– О, и тут сегодня полно народу, – бормочет Пол.

– Выходной. Тут, похоже, будет весело, – говорю я, все еще глядя на музыкантов. – Может, послушаем музыку?

– Музыку? Что тут может быть за музыка? Какой-нибудь подпольный фолк?

– А чего ты ждешь? Это же не Карнеги-холл.

– Моника, ты же знаешь, что мне завтра рано вставать.

Протискиваясь сквозь толпу, мы подходим к стойке. Очереди нет, но все стулья заняты – видимо, концерт вот-вот начнется.

– Два пива, – Пол протягивает бармену деньги.

Я разглядываю людей, барабаня пальцами по деревянной поверхности.

– Ты что, расстроилась? – Пол тянет за концы моего шарфа, разворачивая меня лицом к себе. – Ну, посмотри на меня. В чем дело?

– Ни в чем.

– Моника, ты ведешь себя, как ребенок. Мы остались в Андерленде, потому что ты так хотела. Мы весь день шатались по лесу. Мне завтра рано вставать, и да, я не готов торчать тут в толпе ближайшие пару часов. У меня важная встреча.

Я киваю. Пол притягивает меня к себе и быстро целует в нос.

– Сейчас мы купим пиво, пойдем в гостиницу… – он поворачивается в сторону бара и повторяет:

– Будьте добры, два пива.

Я поворачиваюсь следом за Полом. Сегодня пожилого баварца сменил молодой мужчина – высокий, широкоплечий, в клетчатой рубашке, с темными вьющимися волосами.
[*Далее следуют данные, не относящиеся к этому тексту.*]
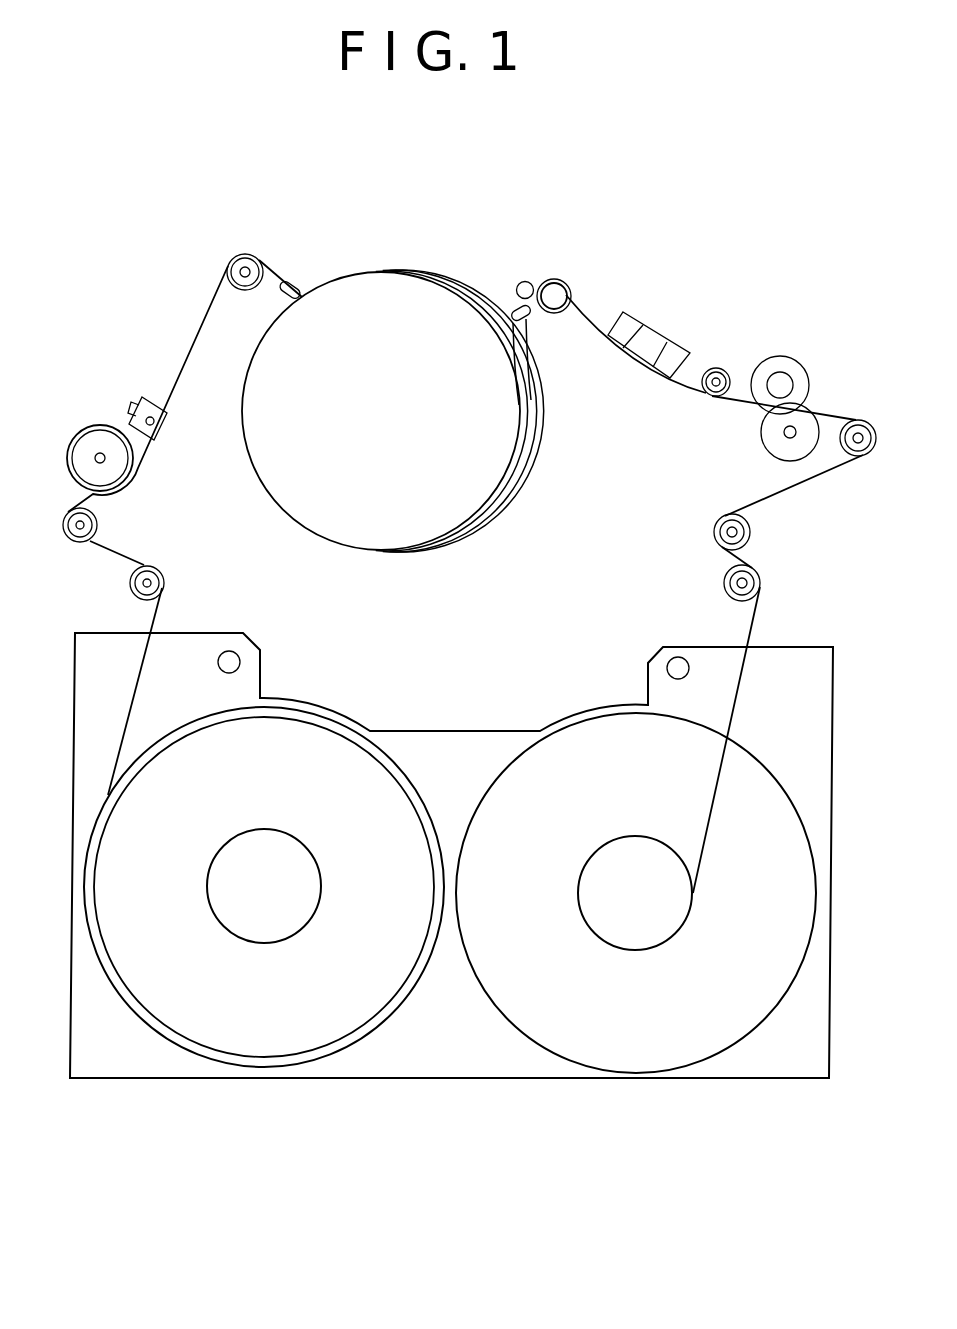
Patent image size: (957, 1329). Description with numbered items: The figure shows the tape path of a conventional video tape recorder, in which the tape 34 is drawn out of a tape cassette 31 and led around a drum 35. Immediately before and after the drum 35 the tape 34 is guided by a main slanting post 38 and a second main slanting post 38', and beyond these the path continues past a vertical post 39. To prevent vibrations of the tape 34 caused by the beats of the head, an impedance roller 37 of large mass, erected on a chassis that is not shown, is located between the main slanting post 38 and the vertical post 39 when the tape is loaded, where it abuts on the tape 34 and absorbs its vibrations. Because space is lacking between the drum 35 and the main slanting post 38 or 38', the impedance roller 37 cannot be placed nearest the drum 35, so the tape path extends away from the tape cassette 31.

The tape cassette 31 is at (470, 1078).
The tape 34 is at (593, 317).
The drum 35 is at (373, 272).
The impedance roller 37 is at (524, 281).
The main slanting post 38 is at (552, 356).
The main slanting post 38' is at (287, 247).
The vertical post 39 is at (557, 280).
Он стоит с купюрой Пола и смотрит в нашу сторону, замерев, как статуя. Точнее, он смотрит на меня, причем так, что я начинаю краснеть. Я всегда считала себя симпатичной, но не так, чтобы слишком, – я не помню ни одного случая, чтобы мужчины, глядя на меня, теряли дар речи.

– В чем дело? – спрашивает Пол, хмурясь. Конечно, от него не укрылся странный взгляд бармена. – Вы не говорите по-английски?
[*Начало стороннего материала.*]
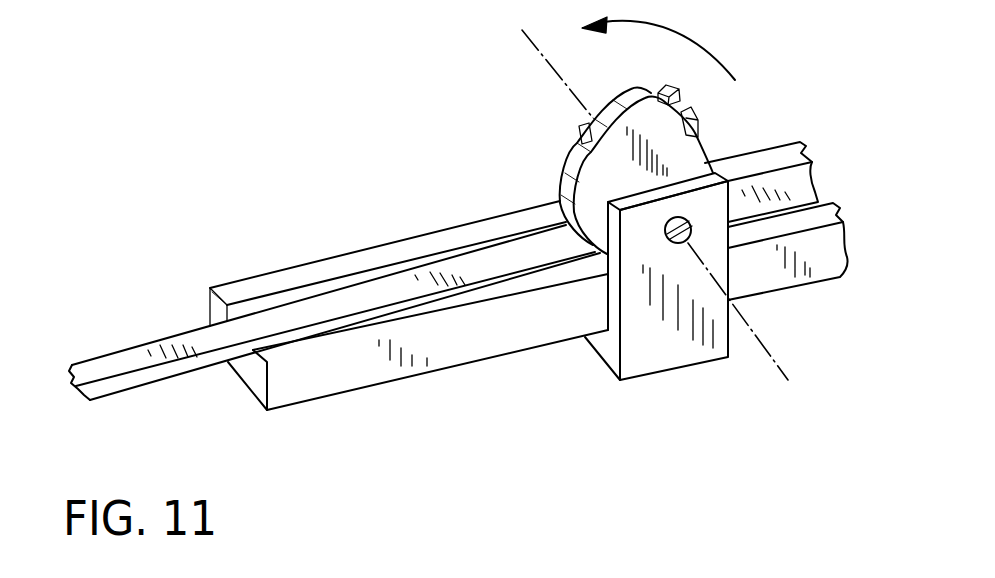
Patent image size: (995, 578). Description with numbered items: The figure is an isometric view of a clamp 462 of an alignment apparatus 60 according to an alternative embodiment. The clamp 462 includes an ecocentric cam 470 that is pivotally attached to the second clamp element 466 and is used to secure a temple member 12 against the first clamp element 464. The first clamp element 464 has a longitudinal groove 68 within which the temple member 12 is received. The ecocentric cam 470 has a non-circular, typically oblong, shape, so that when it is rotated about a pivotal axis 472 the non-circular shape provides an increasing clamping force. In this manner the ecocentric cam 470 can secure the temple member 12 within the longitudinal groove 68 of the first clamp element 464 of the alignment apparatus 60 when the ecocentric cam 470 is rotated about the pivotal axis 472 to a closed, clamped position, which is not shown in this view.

The temple member 12 is at (395, 290).
The alignment apparatus 60 is at (468, 409).
The longitudinal groove 68 is at (238, 307).
The clamp 462 is at (532, 178).
The first clamp element 464 is at (298, 270).
The second clamp element 466 is at (603, 354).
The ecocentric cam 470 is at (570, 173).
The pivotal axis 472 is at (782, 370).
– Два пива, пожалуйста, – говорю я на немецком.

Бармен слегка вздрагивает, как человек, заснувший в неурочном месте, прокашливается и с мягкой улыбкой отвечает:

– Конечно, фройляйн.

– Почему он так на тебя смотрит, вы знакомы?

– Конечно, нет, – отвечаю я Полу, а потом снова обращаюсь к бармену:

– Так вы не говорите по-английски?

– Да, то есть, нет, то есть… это не важно, – отвечает он на немецком. – Вы хотели пива? Темного, светлого?
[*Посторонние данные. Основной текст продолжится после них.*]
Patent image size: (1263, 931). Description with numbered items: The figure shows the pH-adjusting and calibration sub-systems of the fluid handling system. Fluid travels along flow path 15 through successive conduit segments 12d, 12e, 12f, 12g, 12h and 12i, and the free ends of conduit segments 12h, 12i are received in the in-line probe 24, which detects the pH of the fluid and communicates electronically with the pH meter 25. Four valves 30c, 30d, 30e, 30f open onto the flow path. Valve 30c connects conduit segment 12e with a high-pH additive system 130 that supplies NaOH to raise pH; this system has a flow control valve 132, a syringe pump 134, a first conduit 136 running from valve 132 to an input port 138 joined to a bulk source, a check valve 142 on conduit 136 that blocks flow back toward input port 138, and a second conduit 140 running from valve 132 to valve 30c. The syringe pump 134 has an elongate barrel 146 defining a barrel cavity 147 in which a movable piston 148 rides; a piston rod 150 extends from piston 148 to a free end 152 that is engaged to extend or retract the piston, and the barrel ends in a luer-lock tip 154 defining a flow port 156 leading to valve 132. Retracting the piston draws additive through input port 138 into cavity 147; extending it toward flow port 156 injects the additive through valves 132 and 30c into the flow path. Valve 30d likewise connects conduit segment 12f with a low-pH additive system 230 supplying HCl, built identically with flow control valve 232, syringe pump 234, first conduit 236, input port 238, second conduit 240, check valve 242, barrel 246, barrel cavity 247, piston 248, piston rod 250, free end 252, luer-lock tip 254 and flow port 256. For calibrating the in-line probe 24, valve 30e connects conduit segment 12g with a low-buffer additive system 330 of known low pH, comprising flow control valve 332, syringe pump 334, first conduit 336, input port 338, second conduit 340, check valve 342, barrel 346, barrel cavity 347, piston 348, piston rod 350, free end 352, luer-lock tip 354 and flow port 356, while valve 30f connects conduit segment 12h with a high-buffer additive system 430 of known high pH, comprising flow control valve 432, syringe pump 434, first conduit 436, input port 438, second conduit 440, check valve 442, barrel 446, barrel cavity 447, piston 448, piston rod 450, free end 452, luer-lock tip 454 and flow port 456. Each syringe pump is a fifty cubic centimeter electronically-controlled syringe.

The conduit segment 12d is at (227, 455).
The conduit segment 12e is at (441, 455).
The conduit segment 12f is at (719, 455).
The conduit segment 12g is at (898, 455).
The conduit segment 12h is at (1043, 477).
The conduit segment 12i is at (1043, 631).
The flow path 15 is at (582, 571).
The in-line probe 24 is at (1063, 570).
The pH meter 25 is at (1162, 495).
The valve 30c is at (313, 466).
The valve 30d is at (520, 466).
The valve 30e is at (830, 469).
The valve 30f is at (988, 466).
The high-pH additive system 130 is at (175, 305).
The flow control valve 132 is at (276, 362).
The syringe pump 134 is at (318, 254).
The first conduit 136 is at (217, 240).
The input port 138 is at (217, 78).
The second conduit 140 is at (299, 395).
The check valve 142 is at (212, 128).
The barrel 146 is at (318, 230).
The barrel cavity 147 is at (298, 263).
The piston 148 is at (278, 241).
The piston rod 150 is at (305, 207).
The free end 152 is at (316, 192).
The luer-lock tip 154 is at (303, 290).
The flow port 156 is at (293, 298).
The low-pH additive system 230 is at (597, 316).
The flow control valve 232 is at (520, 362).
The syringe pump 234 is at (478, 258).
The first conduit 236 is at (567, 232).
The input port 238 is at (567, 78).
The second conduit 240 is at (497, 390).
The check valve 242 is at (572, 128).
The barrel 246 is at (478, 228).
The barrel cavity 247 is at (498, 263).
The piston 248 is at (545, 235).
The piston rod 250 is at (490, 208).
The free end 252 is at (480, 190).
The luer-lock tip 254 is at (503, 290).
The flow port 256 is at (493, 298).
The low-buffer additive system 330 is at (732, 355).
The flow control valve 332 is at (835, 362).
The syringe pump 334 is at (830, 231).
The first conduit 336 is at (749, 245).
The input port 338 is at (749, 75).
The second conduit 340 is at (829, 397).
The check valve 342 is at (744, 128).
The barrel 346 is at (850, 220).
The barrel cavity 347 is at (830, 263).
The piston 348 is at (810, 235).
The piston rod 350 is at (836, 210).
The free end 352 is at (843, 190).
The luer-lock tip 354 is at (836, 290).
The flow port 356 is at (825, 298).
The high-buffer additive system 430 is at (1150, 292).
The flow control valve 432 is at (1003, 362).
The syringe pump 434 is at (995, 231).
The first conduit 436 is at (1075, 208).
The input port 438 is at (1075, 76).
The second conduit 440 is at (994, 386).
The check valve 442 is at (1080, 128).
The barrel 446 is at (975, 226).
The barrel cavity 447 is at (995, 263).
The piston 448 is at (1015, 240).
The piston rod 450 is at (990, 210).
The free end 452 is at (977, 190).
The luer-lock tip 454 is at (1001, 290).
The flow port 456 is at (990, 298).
– Любого, в бутылке или банке.

– У нас много разного пива, – медленно говорит он, внимательно глядя на меня. – Фильтрованное, нефильтрованное, темное, светлое. Баварское, австрийское. Бельгийское. Чешское. Безалкогольное.

– Это неважно, давайте любое.

– Ну как не важно? Вы явно не из Андерленда. Вы здесь проездом?

– Не совсем. Это важно?

– Моника, что происходит? – в голосе Пола слышится явное раздражение. – Он смотрит на тебя так, словно у вас был роман.

– Ну, я мог бы вам что-нибудь рекомендовать, – отвечает бармен, не обращая внимания на Пола. – Местного производства.

– Я же сказала, дайте что-нибудь на ваш вкус.

Бармен медленно подходит к холодильнику, достает две бутылки и ставит их на стойку перед нами. В его руках мелькает открывашка.

– Нет, нет, не… не надо, – выдыхаю я. Но бармен откупоривает бутылку быстрее, чем я успеваю возразить. Он поднимает глаза на меня, и я вижу в них удивление. – Не нужно было открывать. Мы хотели взять пиво с собой.

– Простите, – он смущается. – Я сейчас принесу еще одну бутылку.

– Он издевается? Он специально тянет время.

– Пол, ты преувеличиваешь, – говорю я, стараясь его успокоить. – Человек просто растерялся. Он совсем не говорит по-английски. Да и приезжие здесь редкость, поэтому…

– С вас четырнадцать евро, – говорит бармен, ставя новую бутылку на стойку.

– Мой муж уже дал вам двадцатку.

Бармен быстро скользит глазами по прилавку.

– Действительно, – он поднимает купюру, показывая, что нашел ее. – Простите. – Убирает купюру и отсчитывает сдачу – как мне кажется, медленнее, чем мог бы. – Вы надолго в Андерленде? – спрашивает он, не поднимая глаз.